There will be four engines available initially, but the 82PS petrol version will only be offered in the UK for a few months to start off with, so is best avoided. The 1.2-litre Puretech 110PS petrol is carried over, while it is joined by a 130PS version. A 1.6-litre HDi diesel completes the range. The two Purtech petrols are expected to be the most popular, and the 110PS version is the one that feels better suited to the relaxed nature of the Cactus, with the extra pace of the 130PS a bonus, but not one that feels strictly necessary.

The manual gearbox is disappointing though. It's jerky and tricky to get it into gear smoothly plus the space around the clutch pedal is cramped and the brake pedal is quite sharp as you initially press down on it.
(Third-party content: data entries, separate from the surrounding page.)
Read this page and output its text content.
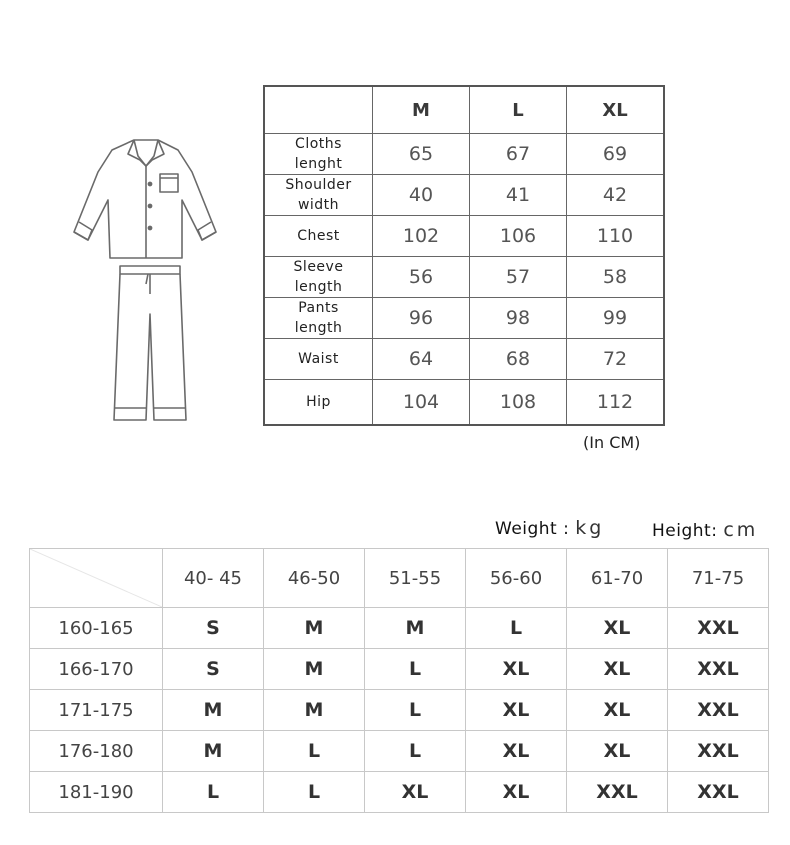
	M	L	XL
Cloths
lenght	65	67	69
Shoulder
width	40	41	42
Chest	102	106	110
Sleeve
length	56	57	58
Pants
length	96	98	99
Waist	64	68	72
Hip	104	108	112
(In CM)
Weight : kg	Height: cm
	40- 45	46-50	51-55	56-60	61-70	71-75
160-165	S	M	M	L	XL	XXL
166-170	S	M	L	XL	XL	XXL
171-175	M	M	L	XL	XL	XXL
176-180	M	L	L	XL	XL	XXL
181-190	L	L	XL	XL	XXL	XXL
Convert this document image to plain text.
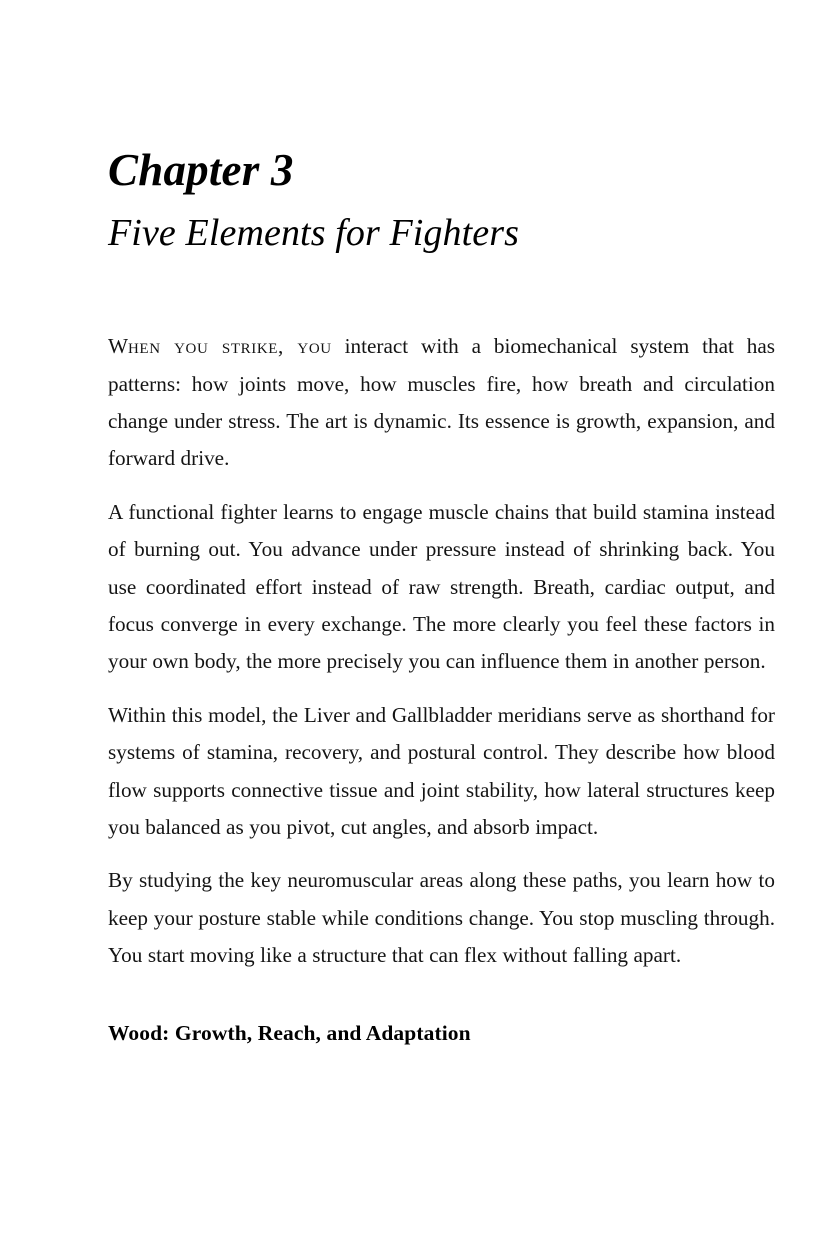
Chapter 3
Five Elements for Fighters

When you strike, you interact with a biomechanical system that has patterns: how joints move, how muscles fire, how breath and circulation change under stress. The art is dynamic. Its essence is growth, expansion, and forward drive.

A functional fighter learns to engage muscle chains that build stamina instead of burning out. You advance under pressure instead of shrinking back. You use coordinated effort instead of raw strength. Breath, cardiac output, and focus converge in every exchange. The more clearly you feel these factors in your own body, the more precisely you can influence them in another person.

Within this model, the Liver and Gallbladder meridians serve as shorthand for systems of stamina, recovery, and postural control. They describe how blood flow supports connective tissue and joint stability, how lateral structures keep you balanced as you pivot, cut angles, and absorb impact.

By studying the key neuromuscular areas along these paths, you learn how to keep your posture stable while conditions change. You stop muscling through. You start moving like a structure that can flex without falling apart.

Wood: Growth, Reach, and Adaptation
Driving the Cactus smoothly is possible, but it will take a little practice. The automatic gearbox is not bad, but it is a little slow to respond and it dulls the performance slightly.

The problem with making drastic changes to the C4 Cactus is that, for all the improvements, it makes the car’s shortcomings stand out that bit more. The superb ride and quiet cabin don’t really fit with the basic and rugged interior, the rear windows that only open on a hinge and the small boot aperture.

The C4 Cactus is still an appealing alternative to the mainstream and its positive elements will entice many buyers in, but its flaws will put as many people off. While it is smarter looking, it doesn’t offer as much in the way of charm as it did, which is a real shame.